Businesses that ship foods and beverages know that not just anybody can handle food shipments. It takes specialized handling, care and trucks to ship foods. Plus, the shipping of food is governed by the Food & Drug Administration’s rule for the Sanitary Transportation of Human and Animal Food (STF) whose goal is “to prevent transportation practices that create food safety risks, such as failure to refrigerate food properly, inadequate cleaning of vehicles between loads and failure to protect food properly.”
When choosing a third party to ship your food products, it takes more than just a company that has a refrigerated truck. It takes a trusted partner knowledgeable in food safety handling requirements and regulations to manage your food items the right way without damaging them. Equipment must be adequately maintained so that the truck can reach and maintain a specified temperature under normal operating conditions.
Trucks should be stored properly to avoid contamination or becoming infested with pests. This means that the trucks must be secured in a storage area that undergoes a monitored pest control program. Sanitation records should be kept on each vehicle. Non-asset third parties must capture this information from their carrier partners to ensure compliance.
3PL partners experienced in transporting food products understand how to maintain food safety through proper packaging, stowing, temperature management, handling and sanitation. Temperature readings should be taken frequently with the data transmitted to appropriate managers. Plans should be in place when temperatures are out of tolerance, such as quickly replacing the truck.
Shippers should select 3PLs that have a vast network of quality carriers. When seasonal foods need to be shipped via refrigerated trucks, the 3PL can contact this network and find the right carrier to protect shipments and transport them correctly.
Transporters of food items containing allergens (wheat, shellfish, dairy, etc.) should be made aware of the potential of cross-contamination, and special handling should be a significant focus. Carriers shipping mixed loads, LTL, or providing multi-stop services are more likely to co-mingle goods as they pick up loads. Specific handling of these types of loads needs to be clearly articulated and managed by 3PL partners to avoid cross-contamination.
When transporting bulk food, proper cleaning and sanitation of the trailers are also required. Carriers should be able to show their “wash tickets” as a record of proof of the latest cleaning.
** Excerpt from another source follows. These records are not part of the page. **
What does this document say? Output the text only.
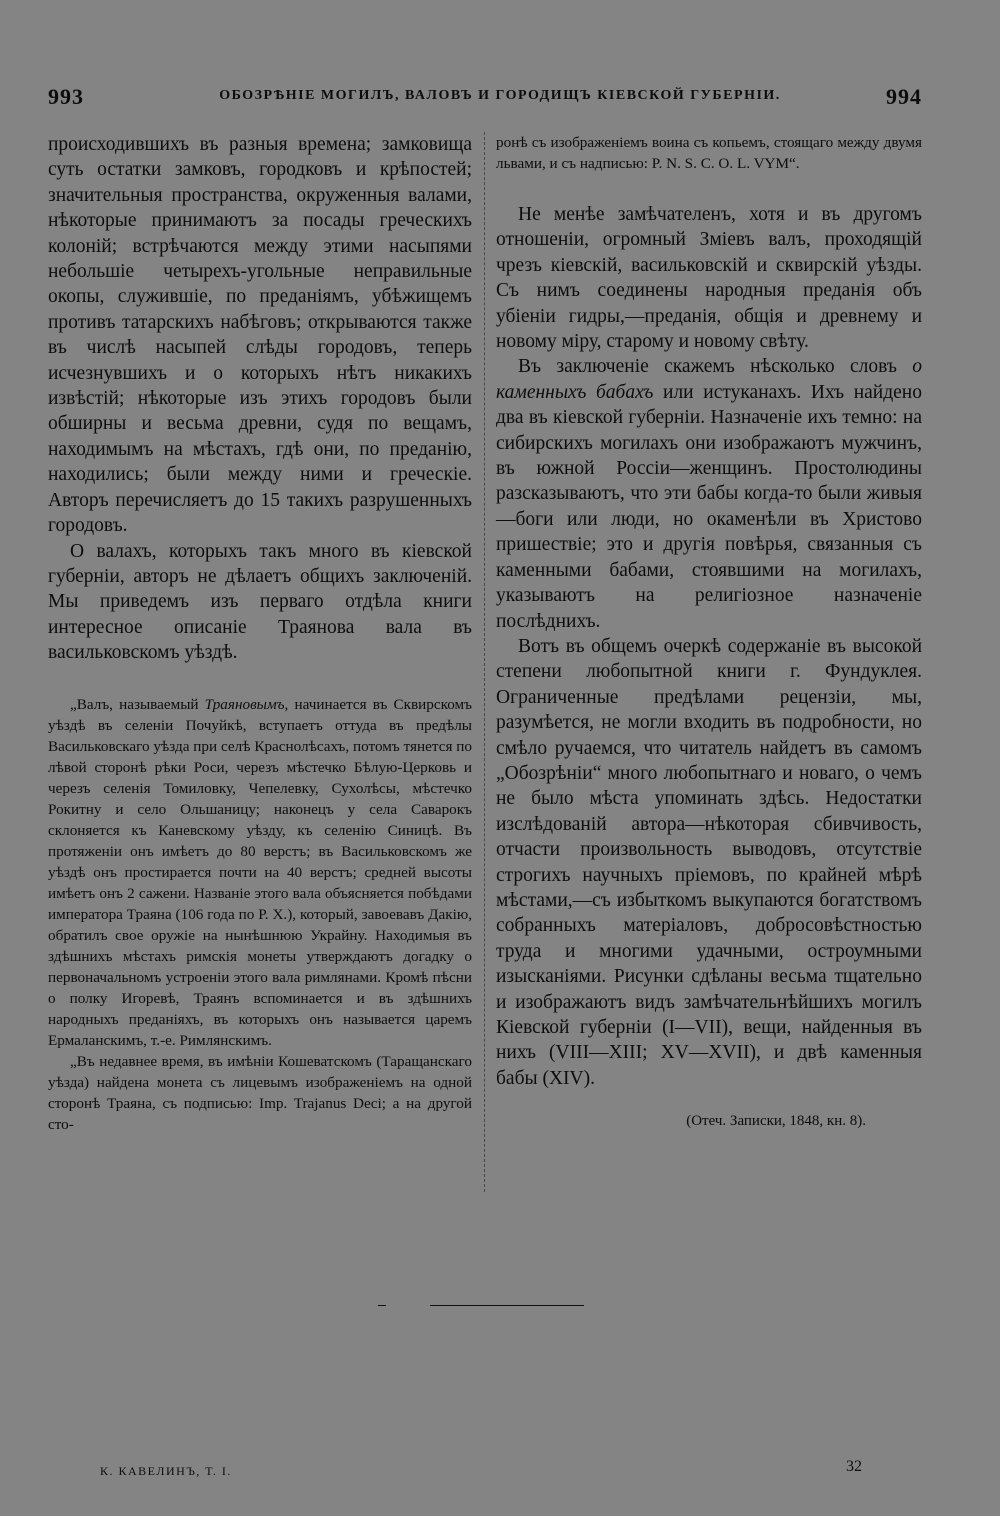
993	ОБОЗРѢНІЕ МОГИЛЪ, ВАЛОВЪ И ГОРОДИЩЪ КІЕВСКОЙ ГУБЕРНІИ.	994

происходившихъ въ разныя времена; замковища суть остатки замковъ, городковъ и крѣпостей; значительныя пространства, окруженныя валами, нѣкоторые принимаютъ за посады греческихъ колоній; встрѣчаются между этими насыпями небольшіе четырехъ-угольные неправильные окопы, служившіе, по преданіямъ, убѣжищемъ противъ татарскихъ набѣговъ; открываются также въ числѣ насыпей слѣды городовъ, теперь исчезнувшихъ и о которыхъ нѣтъ никакихъ извѣстій; нѣкоторые изъ этихъ городовъ были обширны и весьма древни, судя по вещамъ, находимымъ на мѣстахъ, гдѣ они, по преданію, находились; были между ними и греческіе. Авторъ перечисляетъ до 15 такихъ разрушенныхъ городовъ.

О валахъ, которыхъ такъ много въ кіевской губерніи, авторъ не дѣлаетъ общихъ заключеній. Мы приведемъ изъ перваго отдѣла книги интересное описаніе Траянова вала въ васильковскомъ уѣздѣ.

„Валъ, называемый Траяновымъ, начинается въ Сквирскомъ уѣздѣ въ селеніи Почуйкѣ, вступаетъ оттуда въ предѣлы Васильковскаго уѣзда при селѣ Краснолѣсахъ, потомъ тянется по лѣвой сторонѣ рѣки Роси, черезъ мѣстечко Бѣлую-Церковь и черезъ селенія Томиловку, Чепелевку, Сухолѣсы, мѣстечко Рокитну и село Ольшаницу; наконецъ у села Саварокъ склоняется къ Каневскому уѣзду, къ селенію Синицѣ. Въ протяженіи онъ имѣетъ до 80 верстъ; въ Васильковскомъ же уѣздѣ онъ простирается почти на 40 верстъ; средней высоты имѣетъ онъ 2 сажени. Названіе этого вала объясняется побѣдами императора Траяна (106 года по Р. Х.), который, завоевавъ Дакію, обратилъ свое оружіе на нынѣшнюю Украйну. Находимыя въ здѣшнихъ мѣстахъ римскія монеты утверждаютъ догадку о первоначальномъ устроеніи этого вала римлянами. Кромѣ пѣсни о полку Игоревѣ, Траянъ вспоминается и въ здѣшнихъ народныхъ преданіяхъ, въ которыхъ онъ называется царемъ Ермаланскимъ, т.-е. Римлянскимъ.

„Въ недавнее время, въ имѣніи Кошеватскомъ (Таращанскаго уѣзда) найдена монета съ лицевымъ изображеніемъ на одной сторонѣ Траяна, съ подписью: Imp. Trajanus Deci; а на другой сто-

ронѣ съ изображеніемъ воина съ копьемъ, стоящаго между двумя львами, и съ надписью: P. N. S. C. O. L. VYM“.

Не менѣе замѣчателенъ, хотя и въ другомъ отношеніи, огромный Зміевъ валъ, проходящій чрезъ кіевскій, васильковскій и сквирскій уѣзды. Съ нимъ соединены народныя преданія объ убіеніи гидры,—преданія, общія и древнему и новому міру, старому и новому свѣту.

Въ заключеніе скажемъ нѣсколько словъ о каменныхъ бабахъ или истуканахъ. Ихъ найдено два въ кіевской губерніи. Назначеніе ихъ темно: на сибирскихъ могилахъ они изображаютъ мужчинъ, въ южной Россіи—женщинъ. Простолюдины разсказываютъ, что эти бабы когда-то были живыя—боги или люди, но окаменѣли въ Христово пришествіе; это и другія повѣрья, связанныя съ каменными бабами, стоявшими на могилахъ, указываютъ на религіозное назначеніе послѣднихъ.

Вотъ въ общемъ очеркѣ содержаніе въ высокой степени любопытной книги г. Фундуклея. Ограниченные предѣлами рецензіи, мы, разумѣется, не могли входить въ подробности, но смѣло ручаемся, что читатель найдетъ въ самомъ „Обозрѣніи“ много любопытнаго и новаго, о чемъ не было мѣста упоминать здѣсь. Недостатки изслѣдованій автора—нѣкоторая сбивчивость, отчасти произвольность выводовъ, отсутствіе строгихъ научныхъ пріемовъ, по крайней мѣрѣ мѣстами,—съ избыткомъ выкупаются богатствомъ собранныхъ матеріаловъ, добросовѣстностью труда и многими удачными, остроумными изысканіями. Рисунки сдѣланы весьма тщательно и изображаютъ видъ замѣчательнѣйшихъ могилъ Кіевской губерніи (I—VII), вещи, найденныя въ нихъ (VIII—XIII; XV—XVII), и двѣ каменныя бабы (XIV).

(Отеч. Записки, 1848, кн. 8).

К. КАВЕЛИНЪ, Т. I.	32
Some foods are subject to odor contamination, so air sanitation is a factor that should not be overlooked.
Technology for transportation excellence
3PLs that utilize a transportation management system (TMS) can improve cold chain shipments by selecting the right carrier, optimizing routes, consolidating loads, and more. 3PLs that offer digital freight matching, dynamic route optimization, and load stacking reduce overall miles and empty miles, resulting in improved efficiency and safety. By optimizing and reducing mileage when shipping food products, contamination of the shipments is less likely because the products will be delivered quickly to their destination. A TMS also provides real-time visibility into shipments so that you will know what is happening with your products at all times.
Specific to the cold chain, temperature tracking during transit helps keep food safer. Some 3PLs use real-time temperature control shipment tracking solutions that can be used to collect data of real-time transit information. This allows for full shipment temperature control and provides insights if any food safety risks arise during transit.
Electronic logging devices (ELD), used to help manage the Hours of Service regulations, can also relay how well the truck driver is performing. Did the driver make multiple hard stops? Did the driver go over the speed limit? Did the driver go where he/she was supposed to go? This feedback can be shared with the driver for performance evaluations.
Choose a 3PL that can provide staff and service around your needs. Because of COVID-19, many food producers have switched their focus from restaurants to grocery stores. This requires many changes in packaging, storage, shipping, scheduling, etc. – all to meet the change in demand. The 3PL you decide to partner with needs to have expertise in the cold supply chain – and the technology to back up its actions.